In its early years, Boodles was a silversmith, watchmaker, and jeweler. During the 20th century the company provided chronographs and watches to air and naval officers. It also designed and crafted cups for sporting and non-sporting competitions including the solid gold trophy for the winner of the Grand National.

In the second half of the 20th century, Boodles emerged as a retailer of bespoke jewellery. The company sources diamonds and other gemstones, and designs its own range of jewellery. Boodles is the exclusive UK retailer of Ashoka diamonds developed by William Goldberg in New York.

==Honours==
In 2009, the Boodles Raindance Ring was selected for the Victoria and Albert Museum's permanent jewellery collection.

In 2023, Boodles was awarded the Walpole British Luxury Brand of the Year.

== Sponsorship ==
The Boodles Boxing Ball is a biennial charity event held at the Grosvenor Park Hotel on Park Lane in London, and at the Old Billingsgate Market since 2025, with all proceeds going to charities such as the Starlight Children's Foundation.

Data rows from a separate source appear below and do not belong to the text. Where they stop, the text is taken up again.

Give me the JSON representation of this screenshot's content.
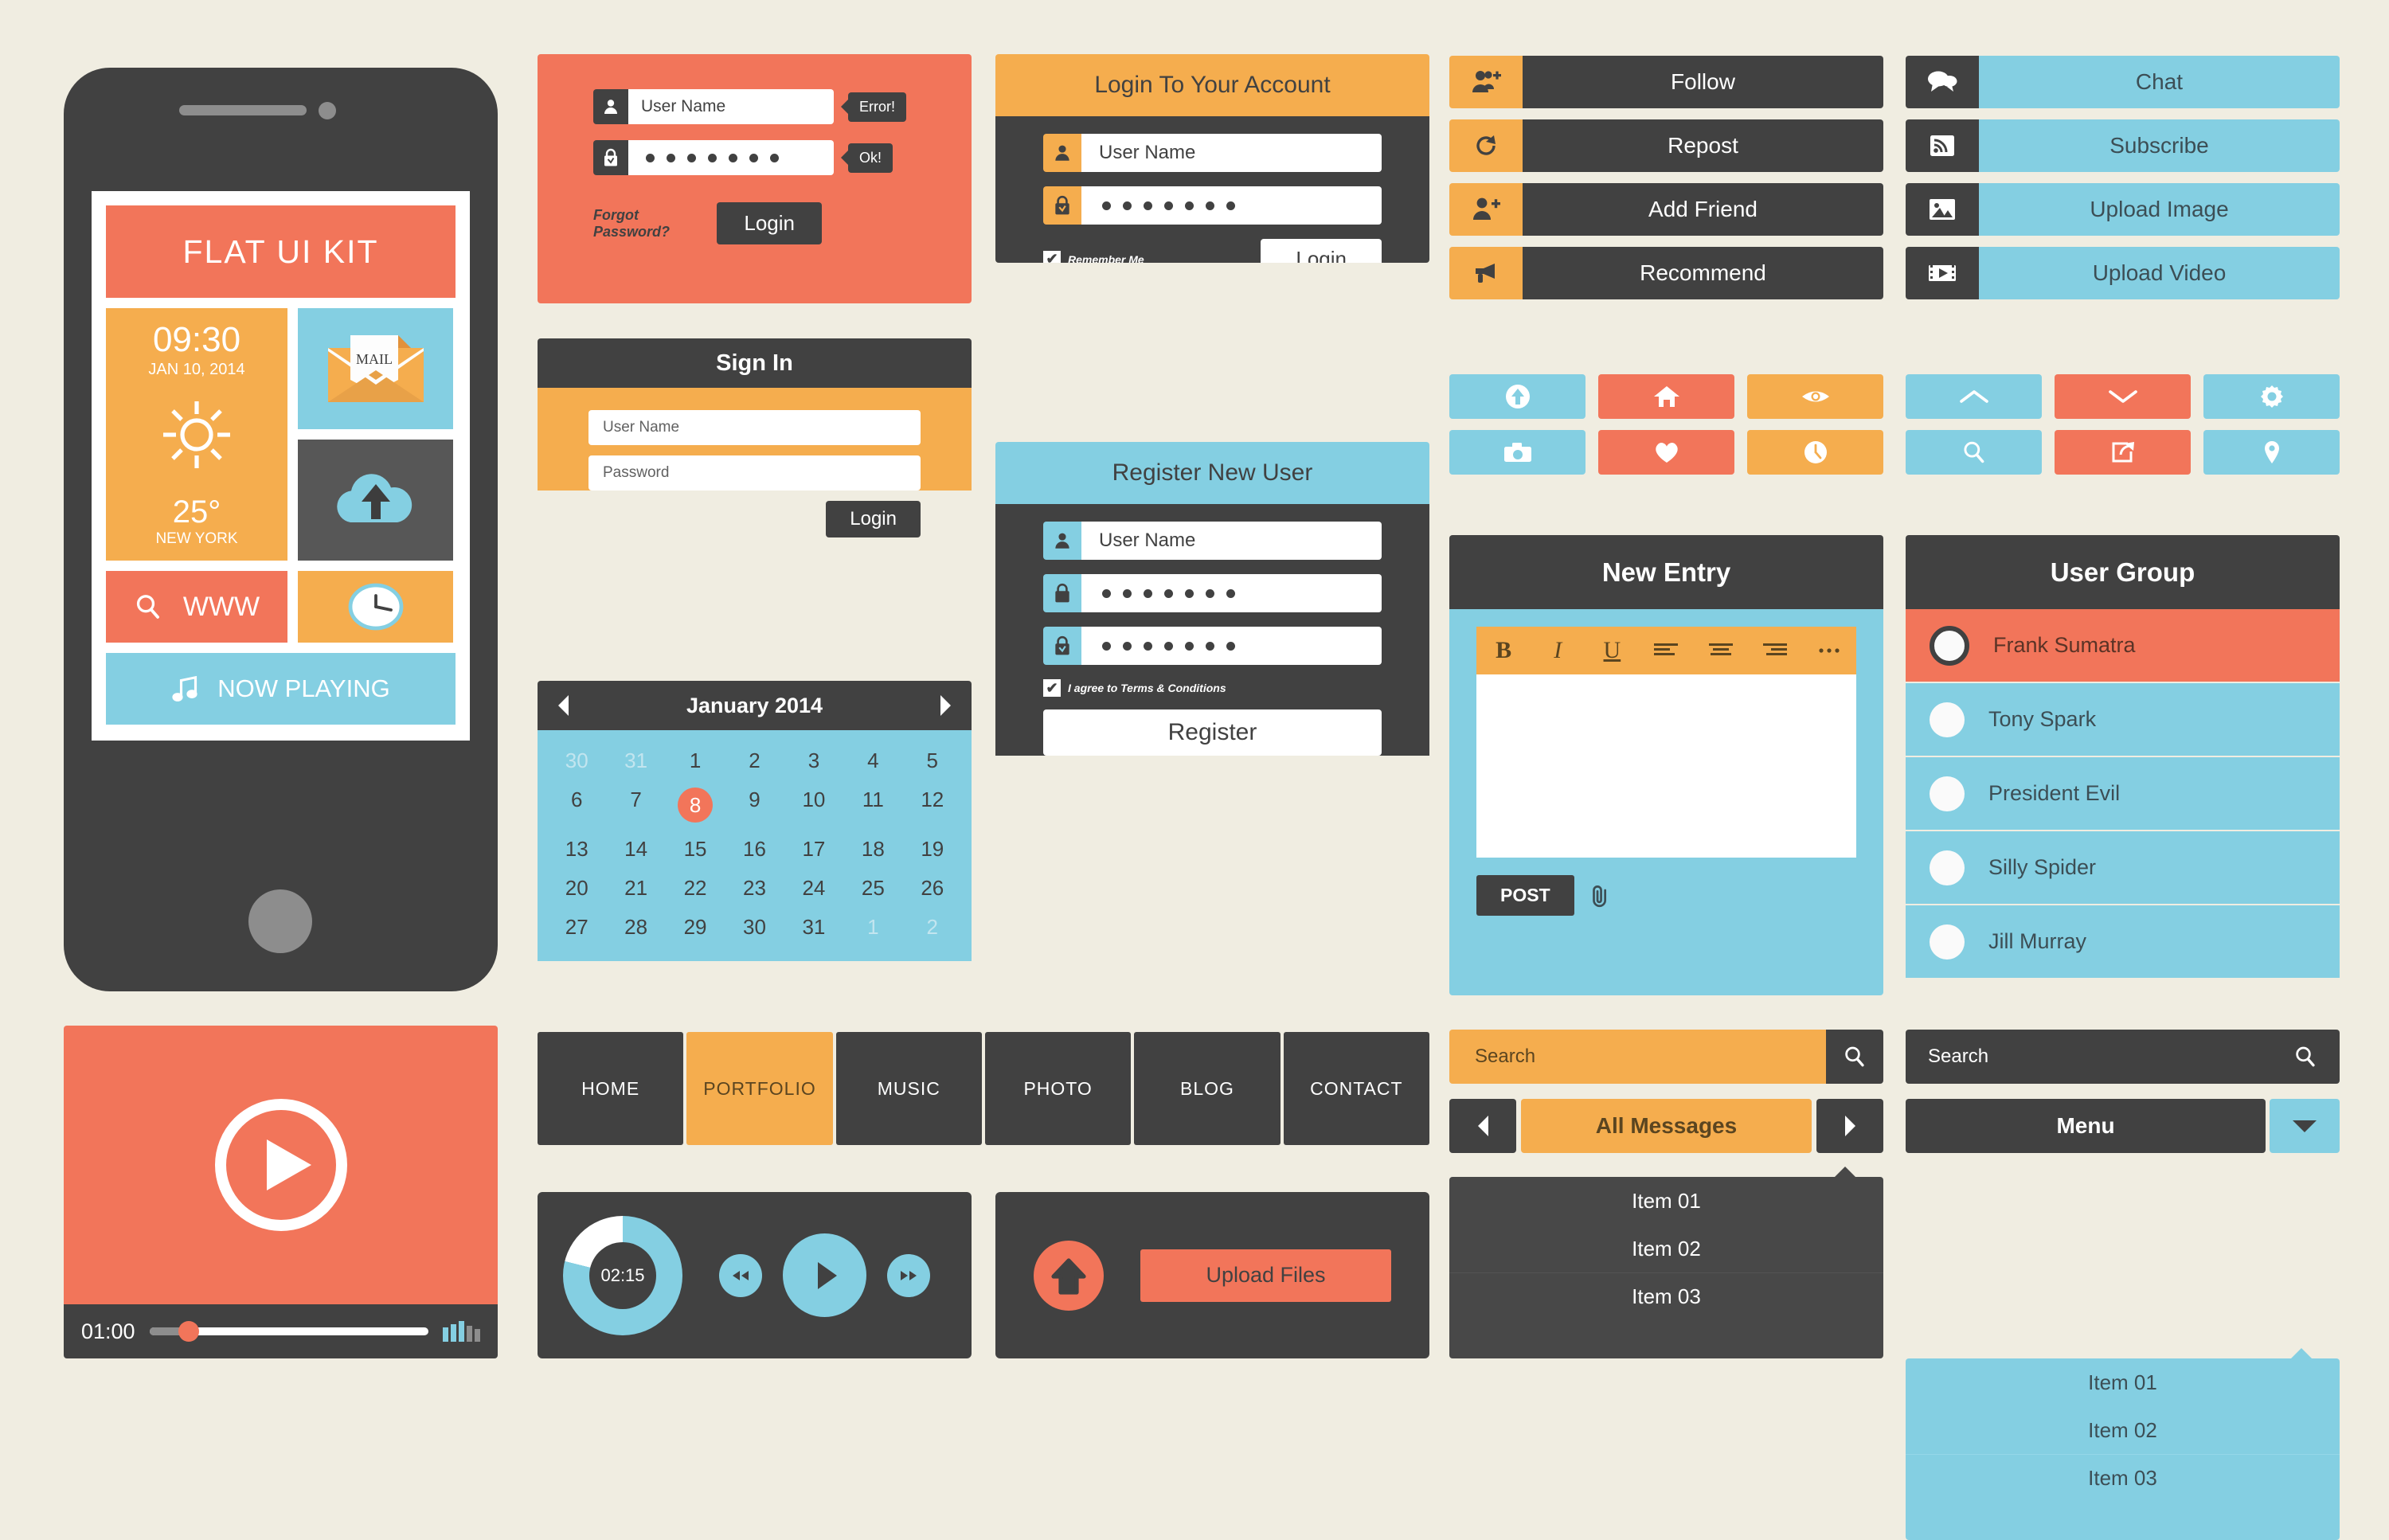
{
  "colors": {
    "background": "#f0ede1",
    "dark": "#414141",
    "orange": "#f2755a",
    "yellow": "#f5ad4e",
    "blue": "#84cfe2",
    "white": "#ffffff"
  },
  "phone": {
    "title": "FLAT UI KIT",
    "weather": {
      "time": "09:30",
      "date": "JAN 10, 2014",
      "temperature": "25°",
      "city": "NEW YORK",
      "icon": "sun-icon"
    },
    "mail_tile": {
      "label": "MAIL",
      "icon": "envelope-icon"
    },
    "cloud_tile": {
      "icon": "cloud-upload-icon"
    },
    "www_tile": {
      "label": "WWW",
      "icon": "search-icon"
    },
    "clock_tile": {
      "icon": "clock-icon"
    },
    "now_playing_tile": {
      "label": "NOW PLAYING",
      "icon": "music-note-icon"
    }
  },
  "video_player": {
    "play_icon": "play-circle-icon",
    "current_time": "01:00",
    "progress_percent": 14,
    "volume_icon": "volume-bars-icon"
  },
  "error_login_form": {
    "username_value": "User Name",
    "username_icon": "user-icon",
    "username_status": "Error!",
    "password_value": "•••••••",
    "password_icon": "lock-check-icon",
    "password_status": "Ok!",
    "forgot_label": "Forgot Password?",
    "login_label": "Login"
  },
  "signin_form": {
    "title": "Sign In",
    "username_placeholder": "User Name",
    "password_placeholder": "Password",
    "login_label": "Login"
  },
  "calendar": {
    "title": "January 2014",
    "prev_icon": "triangle-left-icon",
    "next_icon": "triangle-right-icon",
    "selected_day": 8,
    "weeks": [
      [
        {
          "d": "30",
          "mut": true
        },
        {
          "d": "31",
          "mut": true
        },
        {
          "d": "1"
        },
        {
          "d": "2"
        },
        {
          "d": "3"
        },
        {
          "d": "4"
        },
        {
          "d": "5"
        }
      ],
      [
        {
          "d": "6"
        },
        {
          "d": "7"
        },
        {
          "d": "8",
          "sel": true
        },
        {
          "d": "9"
        },
        {
          "d": "10"
        },
        {
          "d": "11"
        },
        {
          "d": "12"
        }
      ],
      [
        {
          "d": "13"
        },
        {
          "d": "14"
        },
        {
          "d": "15"
        },
        {
          "d": "16"
        },
        {
          "d": "17"
        },
        {
          "d": "18"
        },
        {
          "d": "19"
        }
      ],
      [
        {
          "d": "20"
        },
        {
          "d": "21"
        },
        {
          "d": "22"
        },
        {
          "d": "23"
        },
        {
          "d": "24"
        },
        {
          "d": "25"
        },
        {
          "d": "26"
        }
      ],
      [
        {
          "d": "27"
        },
        {
          "d": "28"
        },
        {
          "d": "29"
        },
        {
          "d": "30"
        },
        {
          "d": "31"
        },
        {
          "d": "1",
          "mut": true
        },
        {
          "d": "2",
          "mut": true
        }
      ]
    ]
  },
  "navbar": {
    "items": [
      {
        "label": "HOME",
        "active": false
      },
      {
        "label": "PORTFOLIO",
        "active": true
      },
      {
        "label": "MUSIC",
        "active": false
      },
      {
        "label": "PHOTO",
        "active": false
      },
      {
        "label": "BLOG",
        "active": false
      },
      {
        "label": "CONTACT",
        "active": false
      }
    ]
  },
  "music_player": {
    "elapsed": "02:15",
    "progress_percent": 79,
    "rewind_icon": "rewind-icon",
    "play_icon": "play-icon",
    "forward_icon": "fast-forward-icon"
  },
  "login_account_form": {
    "title": "Login To Your Account",
    "username_value": "User Name",
    "username_icon": "user-icon",
    "password_value": "•••••••",
    "password_icon": "lock-check-icon",
    "remember_label": "Remember Me",
    "remember_checked": true,
    "login_label": "Login"
  },
  "register_form": {
    "title": "Register New User",
    "username_value": "User Name",
    "username_icon": "user-icon",
    "password_value": "•••••••",
    "password_icon": "lock-icon",
    "confirm_value": "•••••••",
    "confirm_icon": "lock-check-icon",
    "terms_label": "I agree to Terms & Conditions",
    "terms_checked": true,
    "register_label": "Register"
  },
  "upload_panel": {
    "icon": "upload-arrow-icon",
    "button_label": "Upload Files"
  },
  "social_buttons_yellow": [
    {
      "label": "Follow",
      "icon": "add-users-icon"
    },
    {
      "label": "Repost",
      "icon": "repost-icon"
    },
    {
      "label": "Add Friend",
      "icon": "add-user-icon"
    },
    {
      "label": "Recommend",
      "icon": "megaphone-icon"
    }
  ],
  "social_buttons_blue": [
    {
      "label": "Chat",
      "icon": "chat-bubbles-icon"
    },
    {
      "label": "Subscribe",
      "icon": "rss-icon"
    },
    {
      "label": "Upload Image",
      "icon": "image-icon"
    },
    {
      "label": "Upload Video",
      "icon": "video-icon"
    }
  ],
  "icon_grid_left": [
    {
      "icon": "arrow-up-circle-icon",
      "color": "#84cfe2"
    },
    {
      "icon": "home-icon",
      "color": "#f2755a"
    },
    {
      "icon": "eye-icon",
      "color": "#f5ad4e"
    },
    {
      "icon": "camera-icon",
      "color": "#84cfe2"
    },
    {
      "icon": "heart-icon",
      "color": "#f2755a"
    },
    {
      "icon": "clock-icon",
      "color": "#f5ad4e"
    }
  ],
  "icon_grid_right": [
    {
      "icon": "chevron-up-icon",
      "color": "#84cfe2"
    },
    {
      "icon": "chevron-down-icon",
      "color": "#f2755a"
    },
    {
      "icon": "gear-icon",
      "color": "#84cfe2"
    },
    {
      "icon": "search-icon",
      "color": "#84cfe2"
    },
    {
      "icon": "share-icon",
      "color": "#f2755a"
    },
    {
      "icon": "location-pin-icon",
      "color": "#84cfe2"
    }
  ],
  "new_entry": {
    "title": "New Entry",
    "toolbar": [
      "B",
      "I",
      "U",
      "align-left-icon",
      "align-center-icon",
      "align-right-icon",
      "more-icon"
    ],
    "post_label": "POST",
    "attach_icon": "paperclip-icon"
  },
  "user_group": {
    "title": "User Group",
    "members": [
      {
        "name": "Frank Sumatra",
        "active": true
      },
      {
        "name": "Tony Spark",
        "active": false
      },
      {
        "name": "President Evil",
        "active": false
      },
      {
        "name": "Silly Spider",
        "active": false
      },
      {
        "name": "Jill Murray",
        "active": false
      }
    ]
  },
  "search_yellow": {
    "placeholder": "Search",
    "button_icon": "search-icon"
  },
  "pager_yellow": {
    "prev_icon": "triangle-left-icon",
    "label": "All Messages",
    "next_icon": "triangle-right-icon"
  },
  "dropdown_dark": {
    "items": [
      "Item 01",
      "Item 02",
      "Item 03"
    ]
  },
  "search_dark": {
    "placeholder": "Search",
    "button_icon": "search-icon"
  },
  "menu_dark": {
    "label": "Menu",
    "caret_icon": "triangle-down-icon"
  },
  "dropdown_blue": {
    "items": [
      "Item 01",
      "Item 02",
      "Item 03"
    ]
  }
}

From 2022 to 2023, Pure Brilliance: The Boodles Story exhibition was held at the Lady Lever Art Gallery.

Between 2023 and 2024, Boodles sponsored the Discover Constable & The Hay Wain exhibition at the National Gallery. and designed a line of brooches inspired by Constable's works.

The company hosts Boodles Tennis at Stoke Park and is the title sponsor of The Cheltenham Gold Cup. In 2022, the company was a key supporter of the RHS Chelsea Flower Show, winning a Gold Medal for The Boodles Travel Garden, inspired by Anthony Wainwright’s travels. Boodles sponsors Chester Races, Burghley Horse Trials, and Salon Privé.